James Stout
- Jimmy Stout and wife, Aileen "Billie" Stout, c. 1939

Personal information
- Born: May 6, 1914 Lakewood, New Jersey, United States
- Died: July 12, 1976 (aged 62) Harrisburg, Pennsylvania, United States
- Resting place: Junior Mechanics Cemetery Tabernacle, New Jersey
- Occupation: Jockey

Horse racing career
- Sport: Horse racing
- Career wins: 2,056

Major racing wins
- Champlain Handicap (1936) Jockey Club Gold Cup (1936, 1940) Travers Stakes (1936, 1940) Lawrence Realization Stakes (1936, 1940) Saratoga Cup (1936, 1939, 1940) Juvenile Stakes (1937) Tremont Stakes (1937) Spinaway Stakes (1937) Gazelle Handicap (1937, 1938, 1942) Lane's End Breeders' Futurity (1938) Remsen Stakes (1938) Stuyvesant Handicap (1938) Wood Memorial Stakes (1938, 1939) Carter Handicap (1939, 1944, 1945, 1954) Fleetwing Handicap (1939, 1943, 1944) Jamaica Handicap (1939, 1946) Withers Stakes (1939) Cowdin Stakes (1940) Brooklyn Handicap (1940, 1941) Butler Handicap (1941) Whitney Handicap (1941) Yonkers Handicap (1941, 1942, 1943) Beldame Stakes (1942) Wilson Stakes (1942) Edgemere Handicap (1943) Bay Shore Handicap (1945) Toboggan Handicap (1945) Frizette Stakes (1945) Narragansett Special (1952) Sport Page Handicap (1953) Oceanport Handicap (1953) American Classic Race wins: Kentucky Derby (1939) Belmont Stakes (1936, 1938, 1939)

Honors
- United States' Racing Hall of Fame (1968)

Significant horses
- Seabiscuit, Granville, Johnstown, Fenelon Assault, Fighting Fox, Stymie, Omaha

= James Stout =

James Stout (May 6, 1914 - July 12, 1976) was an American Hall of Fame thoroughbred horse racing jockey who won four Triple Crown races.

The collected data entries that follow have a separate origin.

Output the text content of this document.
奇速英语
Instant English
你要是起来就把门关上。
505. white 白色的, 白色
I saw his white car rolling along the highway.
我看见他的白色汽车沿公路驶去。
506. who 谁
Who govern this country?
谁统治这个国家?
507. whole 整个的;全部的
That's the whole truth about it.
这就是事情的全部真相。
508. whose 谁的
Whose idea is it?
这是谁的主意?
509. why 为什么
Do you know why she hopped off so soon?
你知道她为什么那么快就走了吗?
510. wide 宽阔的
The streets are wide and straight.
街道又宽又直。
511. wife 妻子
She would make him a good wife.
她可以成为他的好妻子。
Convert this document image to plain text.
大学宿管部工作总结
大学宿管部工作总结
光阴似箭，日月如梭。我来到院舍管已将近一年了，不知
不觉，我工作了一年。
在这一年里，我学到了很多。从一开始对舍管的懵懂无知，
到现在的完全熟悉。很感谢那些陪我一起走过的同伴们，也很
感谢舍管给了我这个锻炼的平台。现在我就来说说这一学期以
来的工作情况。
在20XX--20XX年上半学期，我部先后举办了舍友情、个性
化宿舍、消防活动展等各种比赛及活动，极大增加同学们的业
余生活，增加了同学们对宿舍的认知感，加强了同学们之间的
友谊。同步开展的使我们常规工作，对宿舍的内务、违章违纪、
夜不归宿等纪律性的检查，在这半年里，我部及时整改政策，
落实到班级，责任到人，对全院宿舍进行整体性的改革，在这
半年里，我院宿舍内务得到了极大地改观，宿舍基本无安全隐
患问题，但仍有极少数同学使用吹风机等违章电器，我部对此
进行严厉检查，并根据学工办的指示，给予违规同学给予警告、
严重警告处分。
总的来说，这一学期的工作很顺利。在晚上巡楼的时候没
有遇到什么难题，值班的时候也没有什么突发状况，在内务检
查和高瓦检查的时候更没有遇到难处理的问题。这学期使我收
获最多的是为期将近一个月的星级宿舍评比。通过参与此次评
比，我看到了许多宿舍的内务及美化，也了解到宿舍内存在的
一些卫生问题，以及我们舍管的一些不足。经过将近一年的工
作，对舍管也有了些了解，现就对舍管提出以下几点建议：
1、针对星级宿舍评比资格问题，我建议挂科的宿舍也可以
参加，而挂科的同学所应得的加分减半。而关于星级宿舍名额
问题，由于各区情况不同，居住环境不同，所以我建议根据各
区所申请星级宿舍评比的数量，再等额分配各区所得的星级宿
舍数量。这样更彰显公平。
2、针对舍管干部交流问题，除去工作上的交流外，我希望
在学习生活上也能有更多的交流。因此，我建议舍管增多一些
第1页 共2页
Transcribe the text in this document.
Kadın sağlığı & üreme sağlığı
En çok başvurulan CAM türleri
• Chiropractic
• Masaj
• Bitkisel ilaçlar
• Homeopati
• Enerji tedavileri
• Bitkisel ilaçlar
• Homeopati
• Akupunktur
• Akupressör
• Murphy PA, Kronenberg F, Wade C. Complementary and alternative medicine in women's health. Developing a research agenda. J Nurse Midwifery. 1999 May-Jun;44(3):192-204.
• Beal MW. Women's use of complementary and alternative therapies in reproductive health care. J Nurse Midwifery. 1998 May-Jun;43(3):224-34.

Known as "Jimmy," he began working at a racetrack as a stable boy then in 1930 became a professional jockey. Stout became most famous riding for Belair Stud and trainer Sunny Jim Fitzsimmons. He rode Seabiscuit in his first race in January 1935 before the colt was sold. In 1936 Stout rode in his first Kentucky Derby. His highly touted colt Granville was a victim of one of the roughest starts in Derby history, and he was thrown from the horse. However, Jimmy Stout and Granville came back to finish second to the Derby winner Bold Venture in the Preakness Stakes then won the Belmont Stakes and went on to earn the Eclipse Award for Horse of the Year. Jimmy Stout won the Belmont two more times, aboard Pasteurized in 1938 and the following year he rode future Hall of Famer Johnstown to victory in both the 1939 Kentucky Derby and the 1939 Belmont Stakes. Among his other major racing successes, he won the Jockey Club Gold Cup on two occasions.

Jimmy Stout became part of racing history when he rode Bousset to a share of the victory in racing's only triple dead heat in the June 10, 1944 Carter Handicap. In 1946 he returned to his native New Jersey to ride at Monmouth Park Racetrack in Oceanport where he was the leading rider for four years. After a twenty-five-year career as a jockey, in which he won 2,056 races, Stout retired from riding in 1954 following which he worked as a race official.

In 1968 Jimmy Stout was inducted into the National Museum of Racing and Hall of Fame.

Jimmy Stout died on July 12, 1976, of a heart attack in Harrisburg, Pennsylvania, where he had been working as a racetrack steward.